Information d’ici et d’ailleurs, demande le peuple 

Si les deux Fonds manient l’aide financière selon leur propre modèle, ces organisations répondent à une demande croissante de demandes. Pour la FQJI, il s’agit d’un levier pour combler les moyens des médias québécois à accroître un flux d’information internationale en demande, dans une société embrassant la mondialisation. « Je n’ai jamais senti de désintérêt pour l’information internationale chez les patrons de la presse québécoise. Notre fonds vient les aider à soutenir leurs moyens limités face aux revenus bouffés par le web. D’ailleurs, les reportages internationaux supportés par le fonds sont souvent mis en lumière en première page », évoque Guillaume Lavallée. 

Quel sera le défi pour les prochaines années ? Être en mesure d’honorer plus de dossiers et de trouver plus de donateurs. « À chaque appel, nous recevions de sept à huit projets, mais aujourd’hui, il y en a plus de vingt ! Cela prouve que les journalistes veulent partir… »

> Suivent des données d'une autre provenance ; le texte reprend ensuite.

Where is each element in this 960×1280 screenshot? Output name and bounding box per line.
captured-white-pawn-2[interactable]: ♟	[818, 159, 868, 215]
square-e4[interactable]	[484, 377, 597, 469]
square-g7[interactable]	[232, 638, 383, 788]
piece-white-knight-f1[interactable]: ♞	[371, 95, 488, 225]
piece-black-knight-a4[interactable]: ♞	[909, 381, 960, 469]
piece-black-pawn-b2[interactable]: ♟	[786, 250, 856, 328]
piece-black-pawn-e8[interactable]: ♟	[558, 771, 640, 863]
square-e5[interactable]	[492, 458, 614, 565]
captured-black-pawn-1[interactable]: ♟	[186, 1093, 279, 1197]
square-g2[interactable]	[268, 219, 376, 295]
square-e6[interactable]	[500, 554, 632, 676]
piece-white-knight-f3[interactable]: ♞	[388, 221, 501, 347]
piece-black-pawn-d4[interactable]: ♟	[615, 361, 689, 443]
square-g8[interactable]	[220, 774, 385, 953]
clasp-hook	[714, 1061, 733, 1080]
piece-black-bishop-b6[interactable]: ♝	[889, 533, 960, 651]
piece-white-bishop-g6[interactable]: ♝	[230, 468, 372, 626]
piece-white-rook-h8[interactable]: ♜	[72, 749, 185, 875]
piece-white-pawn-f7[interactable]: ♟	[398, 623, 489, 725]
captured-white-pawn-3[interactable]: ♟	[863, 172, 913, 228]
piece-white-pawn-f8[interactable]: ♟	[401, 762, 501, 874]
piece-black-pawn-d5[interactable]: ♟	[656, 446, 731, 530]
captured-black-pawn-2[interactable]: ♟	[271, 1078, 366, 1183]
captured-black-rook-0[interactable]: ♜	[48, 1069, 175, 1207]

Sur la question de l’avenir de la presse libre en France, Charlotte Clavreul l’envisage avec espoir. Une ombre au tableau : le pays ne compte aucune entité philanthropique concernant la défense de la presse, la « seconde jambe » du FPL. Une réelle question de démocratie reste en plan. Mais la société française démontre sa volonté de changer la donne en matière de financement de l’information. « Presque tous les donateurs sont des particuliers », se réjouit-elle. Dans la mire future de son équipe, il demeure une visée ultime à atteindre : élargir les zones géographiques par l’octroi de plus de subventions et encourager, par tous les moyens financiers, la professionnalisation de la presse. « Certains journalistes ont quitté leur média et créent le leur, par eux-mêmes, un sacerdoce au service des citoyens », appuie la directrice exécutive. La France compte entre 150 et 200 médias indépendants.